The president of this association, the marine bióloga Eva Carpinelli, located the animal that day during one of the outings he makes to whale watching in the Strait, an area through which some four hundred of four species: killer whales, sperm whales, rock pea and pilot whale.

She was accompanied by the photographers Rafael Fernández Caballero, world champion in underwater photography, Y Beltran Rodriguez.

Around 2:00 p.m. in the area between Punta Europa, in Algeciras, and the Moroccan port of Tangier Med, they sighted a sperm whale totally trapped in a drifting fishing net that covered him from mouth to tail.

Rafael Fernández, with special permission to take underwater images from the Ministry for Ecological Transition, they submerged themselves in the water and took photographs, the only thing they could do at that time since they had no resources to help the animal and, due to the strong east wind, they had to return to land.

Loyal visitor and with a taste for squid

The sperm whale was identified by Ana Gámez, Carpinelli’s companion, when comparing the photographs of that day with the images in the catalog of the specimens identified in the Strait.

It was thus possible to confirm that it was Toño, who since 2015 has frequented the Strait in spring and summer, like other specimens of this species, to eat squid in its depths. From the Ministry they have mobilized a reconnaissance plane that travels the area, in search of it.

Besides, the Junta de Andalucía, through the Andalusian Marine Environment Management Center (Cegma) of Algeciras, as well as whale watching companies from Tarifa and the rest of the Cadiz region of Campo de Gibraltar and environmental groups from the area collaborate in the search for Toño.

In the event of a sperm whale sighting that facilitates its location, it would be launched a device to try to free it, according to ministerial sources.

The search, however, has been complicated by the east wind which has been blowing strongly in the area for many consecutive days – today, Wednesday, it is expected to change to the west -, which makes navigation difficult both by sea and by air.

Trapped by a forbidden net

The president of Nereide explains that it is the first time she has come across a situation like this. “The animal was clearly weak“, As indicated by their”reduced mobility” and the murmur weakness that he was able to appreciate during the sighting.

Faced with Toño’s survival, what worries Carpinelli most is that he has “tangled head part“, Although with the photos they could not clearly see if may or may not move the jaw to feed. That the “scared“He says.
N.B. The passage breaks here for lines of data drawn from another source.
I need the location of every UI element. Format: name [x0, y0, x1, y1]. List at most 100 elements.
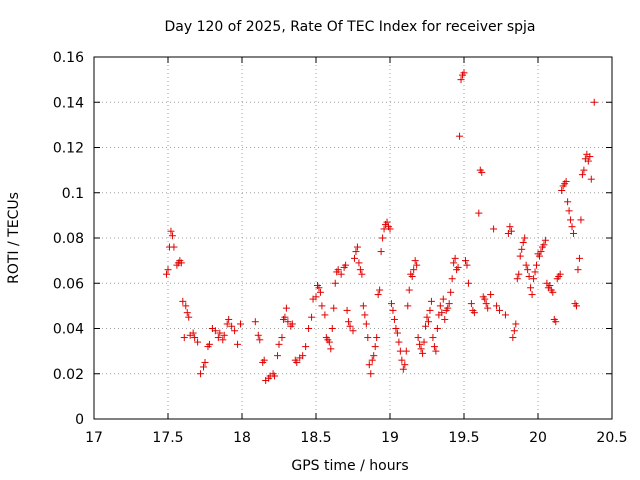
x-tick-labels: 17 17.5 18 18.5 19 19.5 20 20.5: [85, 430, 628, 446]
x-tick-label: 20: [529, 430, 547, 446]
data-point: [377, 248, 385, 256]
data-point: [191, 334, 199, 342]
data-point: [510, 327, 518, 335]
data-point: [426, 306, 434, 314]
data-point: [460, 69, 468, 77]
data-point: [376, 286, 384, 294]
y-tick-label: 0: [75, 412, 84, 428]
data-point: [420, 338, 428, 346]
data-point: [546, 282, 554, 290]
data-point: [424, 318, 432, 326]
data-point: [556, 270, 564, 278]
data-point: [225, 315, 233, 323]
data-point: [362, 320, 370, 328]
data-point: [180, 334, 188, 342]
data-point: [346, 322, 354, 330]
data-point: [389, 306, 397, 314]
data-point: [228, 322, 236, 330]
data-point: [441, 315, 449, 323]
data-point: [578, 171, 586, 179]
data-point: [541, 236, 549, 244]
data-point: [540, 241, 548, 249]
data-point: [481, 295, 489, 303]
data-point: [436, 302, 444, 310]
data-point: [365, 361, 373, 369]
data-point: [284, 318, 292, 326]
y-tick-label: 0.02: [53, 367, 84, 383]
data-point: [299, 352, 307, 360]
data-point: [168, 232, 176, 240]
data-point: [487, 291, 495, 299]
data-point: [316, 288, 324, 296]
data-point: [305, 325, 313, 332]
data-point: [182, 302, 190, 310]
x-tick-label: 19: [381, 430, 399, 446]
y-tick-label: 0.12: [53, 141, 84, 157]
data-point: [350, 254, 358, 262]
data-point: [288, 320, 296, 328]
data-point: [393, 329, 401, 337]
data-point: [527, 284, 535, 292]
data-point: [408, 272, 416, 280]
data-point: [411, 257, 419, 265]
data-point: [282, 304, 290, 312]
y-tick-label: 0.06: [53, 276, 84, 292]
data-point: [433, 325, 441, 332]
data-point: [334, 266, 342, 274]
data-point: [368, 356, 376, 364]
data-point: [398, 356, 406, 364]
data-point: [448, 275, 456, 283]
data-point: [371, 343, 379, 351]
data-point: [404, 302, 412, 310]
data-point: [584, 157, 592, 165]
data-point: [177, 259, 185, 267]
data-point: [513, 275, 521, 283]
data-point: [359, 302, 367, 310]
data-point: [467, 300, 475, 308]
data-point: [501, 311, 509, 319]
data-point: [512, 320, 520, 328]
data-point: [402, 347, 410, 355]
data-point: [352, 248, 360, 256]
data-point: [271, 372, 279, 380]
data-point: [427, 297, 435, 305]
data-point: [417, 345, 425, 353]
data-point: [399, 365, 407, 373]
data-point: [219, 336, 227, 344]
x-tick-label: 18.5: [300, 430, 331, 446]
data-point: [524, 266, 532, 274]
y-tick-label: 0.08: [53, 231, 84, 247]
y-tick-label: 0.1: [62, 186, 84, 202]
data-point: [355, 259, 363, 267]
y-tick-labels: 0 0.02 0.04 0.06 0.08 0.1 0.12 0.14 0.16: [53, 50, 84, 428]
x-tick-label: 18: [233, 430, 251, 446]
data-point: [410, 266, 418, 274]
data-point: [564, 198, 572, 206]
data-point: [302, 343, 310, 351]
data-point: [189, 329, 197, 337]
data-point: [379, 234, 387, 242]
data-point: [185, 313, 193, 321]
data-point: [395, 338, 403, 346]
data-point: [450, 259, 458, 267]
data-point: [475, 209, 483, 217]
data-point: [416, 340, 424, 348]
data-point: [531, 268, 539, 276]
data-point: [429, 334, 437, 342]
data-point: [216, 329, 224, 337]
data-point: [343, 306, 351, 314]
data-point: [518, 245, 526, 253]
data-point: [445, 300, 453, 308]
data-point: [401, 361, 409, 369]
data-point: [575, 254, 583, 262]
data-point: [194, 338, 202, 346]
data-point: [358, 270, 366, 278]
data-point: [396, 347, 404, 355]
data-point: [237, 320, 245, 328]
data-point: [430, 343, 438, 351]
chart-title: Day 120 of 2025, Rate Of TEC Index for r…: [164, 19, 535, 35]
data-point: [519, 239, 527, 247]
data-point: [167, 227, 175, 235]
data-point: [423, 313, 431, 321]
The cetacean “is hooked from head to tail”, from which they hung six or seven meters of net, although they couldn’t see if had other animals or objects hookedexplains the biologist.

The gill fishing net that surrounds the animal is prohibited by European directives, but it is used by Moroccan fishing vessels, indicates the collective Verdemar Ecologists in Action, which has been denouncing their presence in the waters of the Strait.

These meshes, as well as other fishing nets that remain adrift after breaking, cause situations such as that of the Toño sperm whale, a species included in the Red List of Threatened Species of the International Union for Conservation of Nature (UICN).

In recent weeks, the Nereide association has learned of three other cases of entangled animals in these fishing nets in the Mediterranean, off the coast of Italy.

Despite its enormous size, Toño, a name that was assigned together with a code to track it through photographs, like the rest of the cetaceans, has not been seen since.

Eva Carpinelli admits that “about cetaceans, in general, very little is known”. Toño, specifically, is a “adult or a subadult, which are the ones who come to feed themselves in this area ”. But nevertheless, her sex is unknown. Males can measure 18 meters, a weigh 50 tons and they can be submerged more than 50 minutes.

With less wind from the east, the device continues searching for Toño, hoping to see him freed from that net and bringing his dark gray tail fin to the surface as he plunges into the depths of the Strait.